The court did rule in favor of patents on complementary DNA, or cDNA, essentially strands of DNA synthesized in a laboratory as part of genetic research. That decision protects genuine innovations stemming from genetic research.
The privatizing of the human genome — Myriad’s patents were just two of many — is an alarming development in the search for links between DNA and disease. Claiming a patent on an isolated sequence of DNA goes against the legacy of publicly funded research that made such discoveries possible, including that of the BRCA1 and BRCA2 genes. And even within our for-profit healthcare structure, there has to be a limit on what can be capitalized on. A test for a deadly genetic mutation exceeds that limit.
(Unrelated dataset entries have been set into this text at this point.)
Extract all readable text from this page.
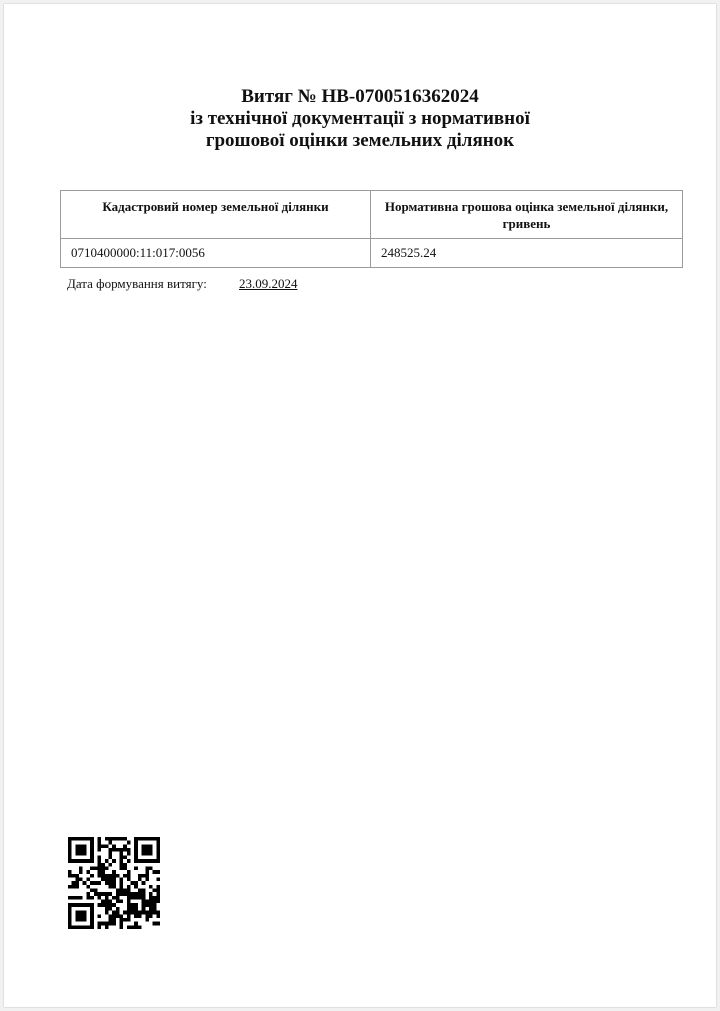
Витяг № НВ-0700516362024
із технічної документації з нормативної
грошової оцінки земельних ділянок
Кадастровий номер земельної ділянки	Нормативна грошова оцінка земельної ділянки, гривень
0710400000:11:017:0056	248525.24
Дата формування витягу: 23.09.2024
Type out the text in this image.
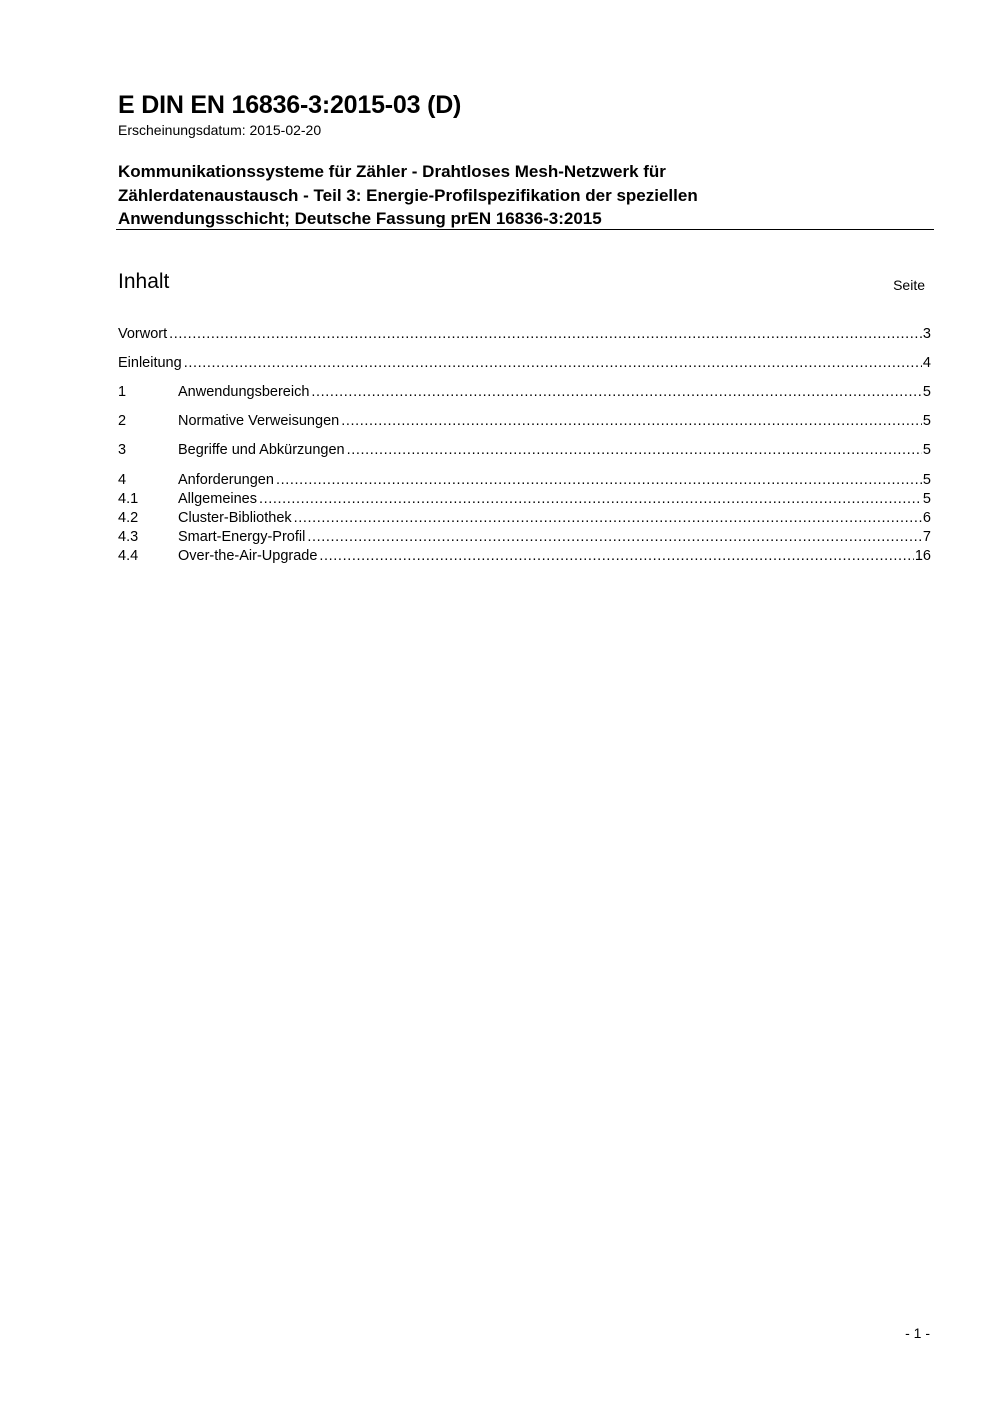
E DIN EN 16836-3:2015-03 (D)
Erscheinungsdatum: 2015-02-20
Kommunikationssysteme für Zähler - Drahtloses Mesh-Netzwerk für
Zählerdatenaustausch - Teil 3: Energie-Profilspezifikation der speziellen
Anwendungsschicht; Deutsche Fassung prEN 16836-3:2015
Inhalt	Seite
Vorwort .....	3
Einleitung .....	4
1	Anwendungsbereich .....	5
2	Normative Verweisungen .....	5
3	Begriffe und Abkürzungen .....	5
4	Anforderungen .....	5
4.1	Allgemeines .....	5
4.2	Cluster-Bibliothek .....	6
4.3	Smart-Energy-Profil .....	7
4.4	Over-the-Air-Upgrade .....	16
- 1 -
The ruling also helps ensure that the science of genetics will remain accessible to all, and not restricted to boardrooms and bank accounts. Terms like next-generation sequencing, personalized medicine and tumor genomes are increasingly entering our vernacular, as are abbreviations like BRCA, kit, p53, myc and flt3, to name a few of the genes known to be involved in cancer. Favoring economics over humanity would force the language of genetics into something more fitting for a ledger book than the atlas of uncharted territory that is scientific research.
The Supreme Court’s ruling on case number 12-398 may have helped write a better future.
At the very least, it’s made that future more affordable. Immediately following the ruling, the cost of a BRCA test was already down to $995.
Jessica Wapner is the author of “The Philadelphia Chromosome – A Mutant Gene and the Quest to Cure Cancer at the Genetic Level.”